Movies are built on id. That’s why the bad guys have to die. You can’t grant movie villains a life outside their villainy. Bad guys aren’t there to be human, with a little good mixed-in even with the blackest of hearts; they’re there to stand for all those grievances we can’t address, for every noisy neighbour we might have, for every work colleague who gave us a slight. Movie villains die because, in life, most of us don’t get to kill anybody. The Brave One might flirt with questioning this vengeful need in us, but ultimately it settles for sating it.
Jodie Foster plays Erica Bain, a New York radio host with a conscience. She and her fiancé are attacked one night by nameless, heavily-tattooed psychopaths, and three weeks later Jodie wakes up in hospital, bereaved. There are the cursory flutterings of a police investigation; two detectives come to call, but no arrests are made. Instead, Jodie finds herself increasingly drawn to vigilantism. She buys a gun, learns to shoot, chances on a crime in progress and reacts like Clint Eastwood. Figuring “in-for-a-penny…” she doesn’t stop with one act of street justice. After that, it’s down to the cops to stop her. Because Jodie’s conscience runs empty faster than her ammunition clip.
Terrence Howard has a tough job in this movie. He has to try to say “no” to Jodie Foster. It isn’t his fault the movie loses its nerve. He’s a fine actor and, when the script allows him (as it does for the most part) he delivers a fine, nuanced performance. As in Crash, there’s a wounded manliness to him; as if he knows he’d lose a fist-fight, but he wouldn’t back away from one. He has a way with a line that’s cop-like when playing a cop – tired, seen-it-all, but not closed-off. A lot of actors like the machismo of playing NYPD officers, but very few get the sense of wanting to help people. Howard might not be the reason people come to see The Brave One, but he’ll be the reason they come to see something someday.
The Brave One is Jodie Foster’s movie, and she’s electric, as she always is. I could lie and say yeah, yeah, Jodie Foster… whatever, but there’s no sense downplaying what she does just because she’s done difficult roles before. Erica Bain might not be a role on the same level as Clarice Starling, but Jodie plays her with zest, and anguish, and bloodlust.

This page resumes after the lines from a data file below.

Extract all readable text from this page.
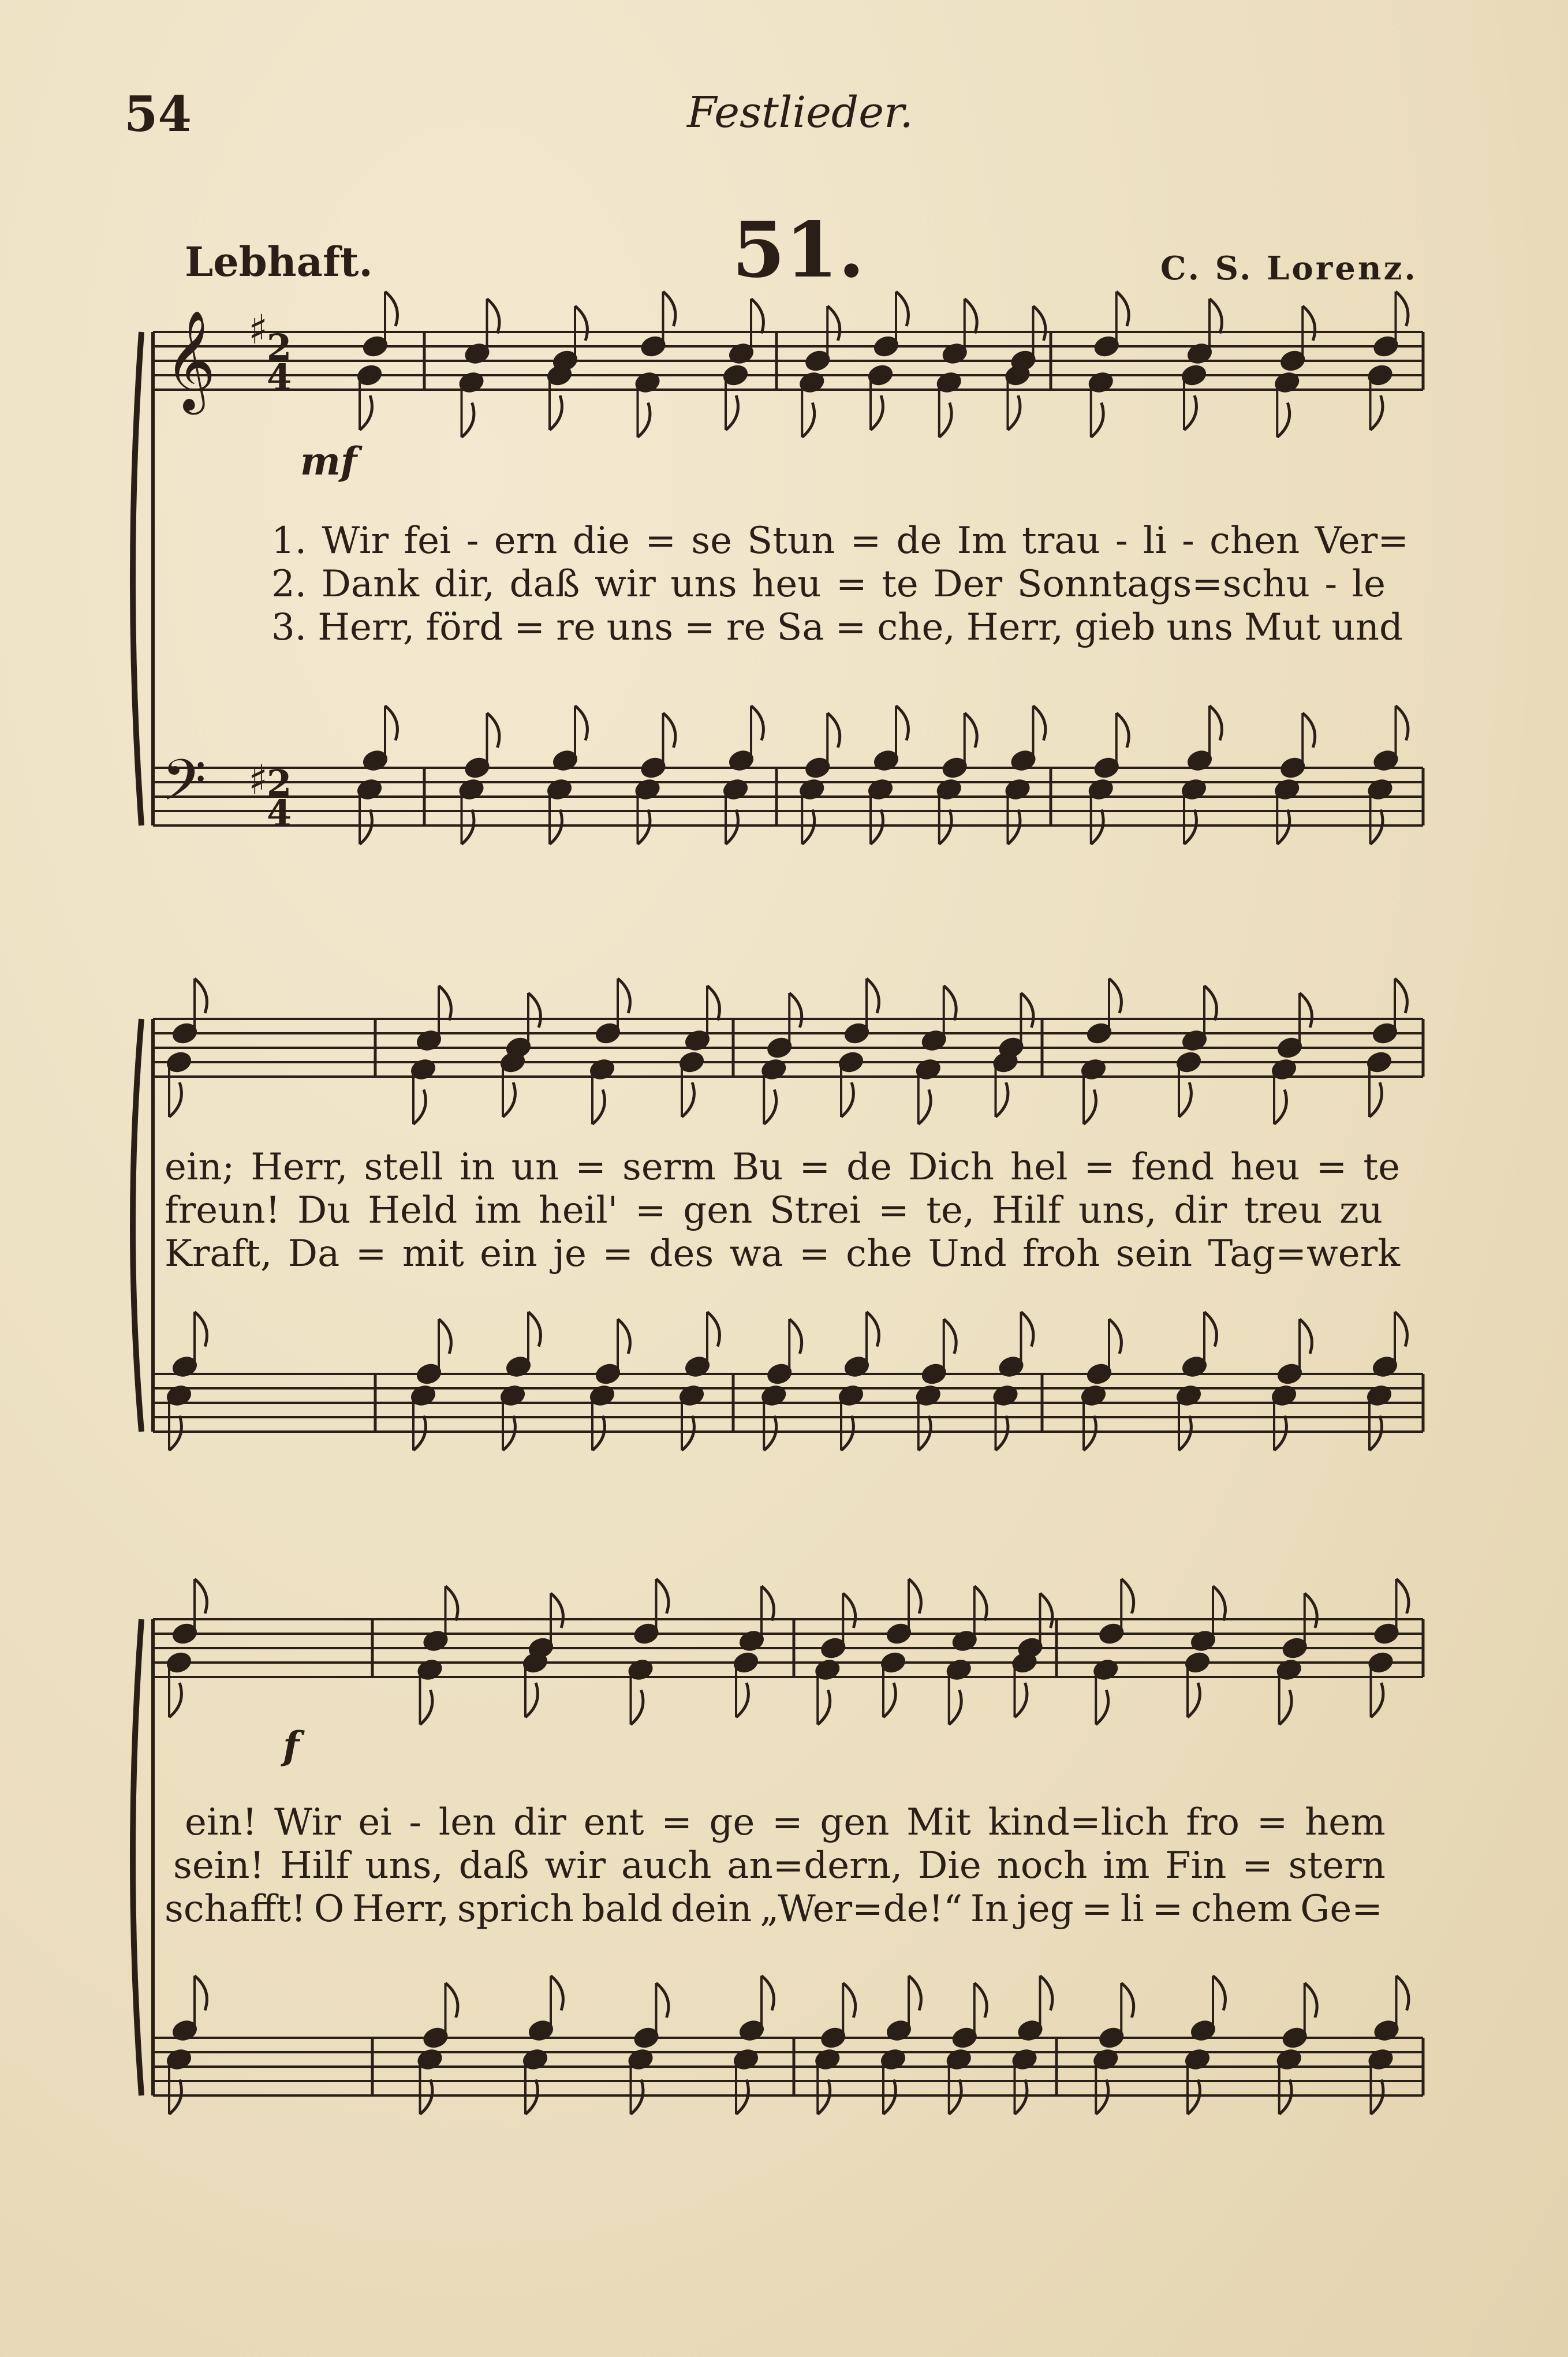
54	Festlieder.
Lebhaft.	51.	C. S. Lorenz.
𝄞
𝄢
♯
♯
2
4
2
4
1. Wir fei - ern die = se Stun = de Im trau - li - chen Ver=
2. Dank dir, daß wir uns heu = te Der Sonntags=schu - le
3. Herr, förd = re uns = re Sa = che, Herr, gieb uns Mut und
ein; Herr, stell in un = serm Bu = de Dich hel = fend heu = te
freun! Du Held im heil' = gen Strei = te, Hilf uns, dir treu zu
Kraft, Da = mit ein je = des wa = che Und froh sein Tag=werk
ein! Wir ei - len dir ent = ge = gen Mit kind=lich fro = hem
sein! Hilf uns, daß wir auch an=dern, Die noch im Fin = stern
schafft! O Herr, sprich bald dein „Wer=de!“ In jeg = li = chem Ge=
mf
f
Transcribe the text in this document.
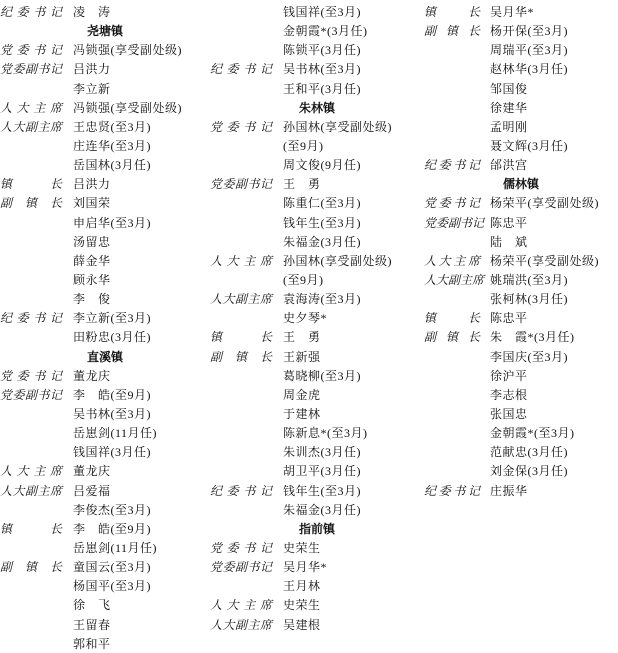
纪委书记 凌　涛
尧塘镇
党委书记 冯锁强(享受副处级)
党委副书记 吕洪力
李立新
人大主席 冯锁强(享受副处级)
人大副主席 王忠贤(至3月)
庄连华(至3月)
岳国林(3月任)
镇长 吕洪力
副镇长 刘国荣
申启华(至3月)
汤留忠
薛金华
顾永华
李　俊
纪委书记 李立新(至3月)
田粉忠(3月任)
直溪镇
党委书记 董龙庆
党委副书记 李　皓(至9月)
吴书林(至3月)
岳崽剑(11月任)
钱国祥(3月任)
人大主席 董龙庆
人大副主席 吕爱福
李俊杰(至3月)
镇长 李　皓(至9月)
岳崽剑(11月任)
副镇长 童国云(至3月)
杨国平(至3月)
徐　飞
王留春
郭和平
钱国祥(至3月)
金朝霞*(3月任)
陈锁平(3月任)
纪委书记 吴书林(至3月)
王和平(3月任)
朱林镇
党委书记 孙国林(享受副处级)
(至9月)
周文俊(9月任)
党委副书记 王　勇
陈重仁(至3月)
钱年生(至3月)
朱福金(3月任)
人大主席 孙国林(享受副处级)
(至9月)
人大副主席 袁海涛(至3月)
史夕琴*
镇长 王　勇
副镇长 王新强
葛晓柳(至3月)
周金虎
于建林
陈新息*(至3月)
朱训杰(3月任)
胡卫平(3月任)
纪委书记 钱年生(至3月)
朱福金(3月任)
指前镇
党委书记 史荣生
党委副书记 吴月华*
王月林
人大主席 史荣生
人大副主席 吴建根
镇长 吴月华*
副镇长 杨开保(至3月)
周瑞平(至3月)
赵林华(3月任)
邹国俊
徐建华
孟明刚
聂文辉(3月任)
纪委书记 邰洪宫
儒林镇
党委书记 杨荣平(享受副处级)
党委副书记 陈忠平
陆　斌
人大主席 杨荣平(享受副处级)
人大副主席 姚瑞洪(至3月)
张柯林(3月任)
镇长 陈忠平
副镇长 朱　霞*(3月任)
李国庆(至3月)
徐沪平
李志根
张国忠
金朝霞*(至3月)
范献忠(3月任)
刘金保(3月任)
纪委书记 庄振华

Maybe another actress could have done as well, but no other actress has Jodie’s ability to win an audience. It’s not her brains (because Geena Davis has brains) and it’s not her beauty (because every actress has beauty). It’s her decency, I think. There is something about Jodie that speaks of Right – even when she’s crazy. Maybe the reason she wanted to play Erica Bain was to mangle that image. But it’s hopeless. The audience laps up her convictions. Morally compromised she’s meant to be, but with Jodie Foster playing her, Erica Bain can do no wrong.
Neil Jordan, who directed The Brave One, is a man who will work forever on the strength of The Crying Game. I think the theory goes that if you can make a movie with that twist profitable, you’re capable of anything, even if mostly you’re capable of flops. He’s does a commercial job with The Brave One; lets Sarah McLachlan sing on the soundtrack, goes into slo-mo when Jodie offs a perp. It’s not The Crying Game, but then nothing since has been. He elevates the movie above Law & Order, but not quite past Death Wish (though I think the ending has more to do with his producer, Joel “Lethal Weapon” Silver, than it does with him).
The Brave One is undermined in the end because of Jodie and because of us. It’s hard enough for a movie audience to be rational when faced with on-screen crime, but when faced with crimes committed against Jodie Foster, we can’t be held responsible. Although the movie wants us to think twice about the Dirty Harry approach, it stacks the deck by casting Clarice Starling as the enforcer. We shouldn’t cheer. We know it’s wrong. But no-one ever had a fantasy about forgiving somebody.